Surface localization of the α-subunits of ATP synthase and CD31 on nonpermeabilized HUVECs by immunostaining and confocal microscopy. (A–D) Confocal optical sections were taken along the z axis every 1.5 μm. Each section is ≈0.6 μm in thickness. A series of z sections from a representative field is shown, starting with the basal surface in A and ending with the apical surface in D. (E) The same section shown in C; fluorescence from red channel only. (F) The same section shown in C; fluorescence from green channel only; n = 3.

Figure 3

Binding of angiostatin to purified bovine F₁ ATP synthase. ELISA was used to determine concentration-dependent binding of angiostatin to a constant amount of F₁ ATP synthase. Each well was coated with 1 μg of F₁ ATP synthase before addition of decreasing amounts of angiostatin. Control lane (−) shows binding of secondary antibody only (n = 6). (Inset) Apparent dissociation constants [K_d(app)] were determined from double-reciprocal plots of the binding data. Angiostatin bound to bovine F₁ ATP synthase with a K_d(app) of 14.1 nM.

Figure 4

Inhibition of purified F₁ ATP synthase by angiostatin. Purified F₁ ATP synthase activity was measured spectrophotometrically at λ = 340 nm by coupling the production of ADP to the oxidation of NADH via the pyruvate kinase and lactate dehydrogenase reaction, in which a decrease in the absorbance at λ = 340 nm indicates active protein () (28). Angiostatin (10 μM) completely inhibited purified F₁ ATP synthase activity (◊), comparable to a known F₁ ATP synthase inhibitor, NaN₃ (2%) (⧫) and an enzyme-free control (▴). Polyclonal antibodies directed against the recombinant α-subunit of ATP synthase (500 μg/ml) (▾) and β-subunit ATP synthase (700 μg/ml) (▿) abolished ATPase activity.
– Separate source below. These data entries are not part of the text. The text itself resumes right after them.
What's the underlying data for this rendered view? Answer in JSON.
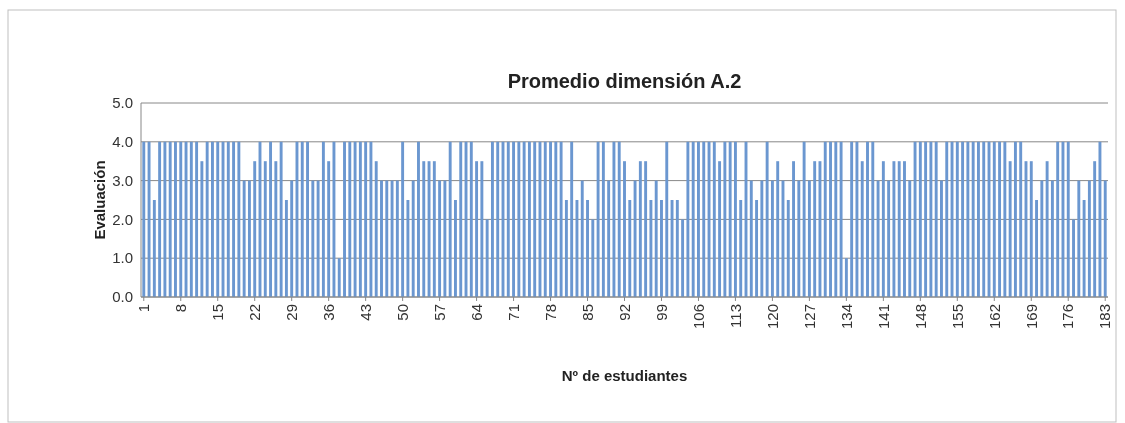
{
  "chart_data": {
    "type": "bar",
    "title": "Promedio dimensión A.2",
    "xlabel": "Nº de estudiantes",
    "ylabel": "Evaluación",
    "categories": [
      "1",
      null,
      null,
      null,
      null,
      null,
      null,
      "8",
      null,
      null,
      null,
      null,
      null,
      null,
      "15",
      null,
      null,
      null,
      null,
      null,
      null,
      "22",
      null,
      null,
      null,
      null,
      null,
      null,
      "29",
      null,
      null,
      null,
      null,
      null,
      null,
      "36",
      null,
      null,
      null,
      null,
      null,
      null,
      "43",
      null,
      null,
      null,
      null,
      null,
      null,
      "50",
      null,
      null,
      null,
      null,
      null,
      null,
      "57",
      null,
      null,
      null,
      null,
      null,
      null,
      "64",
      null,
      null,
      null,
      null,
      null,
      null,
      "71",
      null,
      null,
      null,
      null,
      null,
      null,
      "78",
      null,
      null,
      null,
      null,
      null,
      null,
      "85",
      null,
      null,
      null,
      null,
      null,
      null,
      "92",
      null,
      null,
      null,
      null,
      null,
      null,
      "99",
      null,
      null,
      null,
      null,
      null,
      null,
      "106",
      null,
      null,
      null,
      null,
      null,
      null,
      "113",
      null,
      null,
      null,
      null,
      null,
      null,
      "120",
      null,
      null,
      null,
      null,
      null,
      null,
      "127",
      null,
      null,
      null,
      null,
      null,
      null,
      "134",
      null,
      null,
      null,
      null,
      null,
      null,
      "141",
      null,
      null,
      null,
      null,
      null,
      null,
      "148",
      null,
      null,
      null,
      null,
      null,
      null,
      "155",
      null,
      null,
      null,
      null,
      null,
      null,
      "162",
      null,
      null,
      null,
      null,
      null,
      null,
      "169",
      null,
      null,
      null,
      null,
      null,
      null,
      "176",
      null,
      null,
      null,
      null,
      null,
      null,
      "183"
    ],
    "values": [
      4,
      4,
      2.5,
      4,
      4,
      4,
      4,
      4,
      4,
      4,
      4,
      3.5,
      4,
      4,
      4,
      4,
      4,
      4,
      4,
      3,
      3,
      3.5,
      4,
      3.5,
      4,
      3.5,
      4,
      2.5,
      3,
      4,
      4,
      4,
      3,
      3,
      4,
      3.5,
      4,
      1,
      4,
      4,
      4,
      4,
      4,
      4,
      3.5,
      3,
      3,
      3,
      3,
      4,
      2.5,
      3,
      4,
      3.5,
      3.5,
      3.5,
      3,
      3,
      4,
      2.5,
      4,
      4,
      4,
      3.5,
      3.5,
      2,
      4,
      4,
      4,
      4,
      4,
      4,
      4,
      4,
      4,
      4,
      4,
      4,
      4,
      4,
      2.5,
      4,
      2.5,
      3,
      2.5,
      2,
      4,
      4,
      3,
      4,
      4,
      3.5,
      2.5,
      3,
      3.5,
      3.5,
      2.5,
      3,
      2.5,
      4,
      2.5,
      2.5,
      2,
      4,
      4,
      4,
      4,
      4,
      4,
      3.5,
      4,
      4,
      4,
      2.5,
      4,
      3,
      2.5,
      3,
      4,
      3,
      3.5,
      3,
      2.5,
      3.5,
      3,
      4,
      3,
      3.5,
      3.5,
      4,
      4,
      4,
      4,
      1,
      4,
      4,
      3.5,
      4,
      4,
      3,
      3.5,
      3,
      3.5,
      3.5,
      3.5,
      3,
      4,
      4,
      4,
      4,
      4,
      3,
      4,
      4,
      4,
      4,
      4,
      4,
      4,
      4,
      4,
      4,
      4,
      4,
      3.5,
      4,
      4,
      3.5,
      3.5,
      2.5,
      3,
      3.5,
      3,
      4,
      4,
      4,
      2,
      3,
      2.5,
      3,
      3.5,
      4,
      3
    ],
    "color": "#6b97d0",
    "ylim": [
      0,
      5
    ],
    "yticks": [
      {
        "value": 0,
        "label": "0.0"
      },
      {
        "value": 1,
        "label": "1.0"
      },
      {
        "value": 2,
        "label": "2.0"
      },
      {
        "value": 3,
        "label": "3.0"
      },
      {
        "value": 4,
        "label": "4.0"
      },
      {
        "value": 5,
        "label": "5.0"
      }
    ],
    "grid": "y"
  }
}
A mAb to the α-subunit of ATP synthase (25 μg/ml) also inhibited activity (■). Control antibodies had no effect on activity (○, □). Representative data are shown; n = 3.

Figure 5

Inhibition of ATP generation by angiostatin on the surface of HUVECs as measured by bioluminescent luciferase assay. ATP generation on the surface of HUVECs was inhibited in a dose-dependent manner in the presence of increasing concentrations of angiostatin. Representative data are shown; n = 3.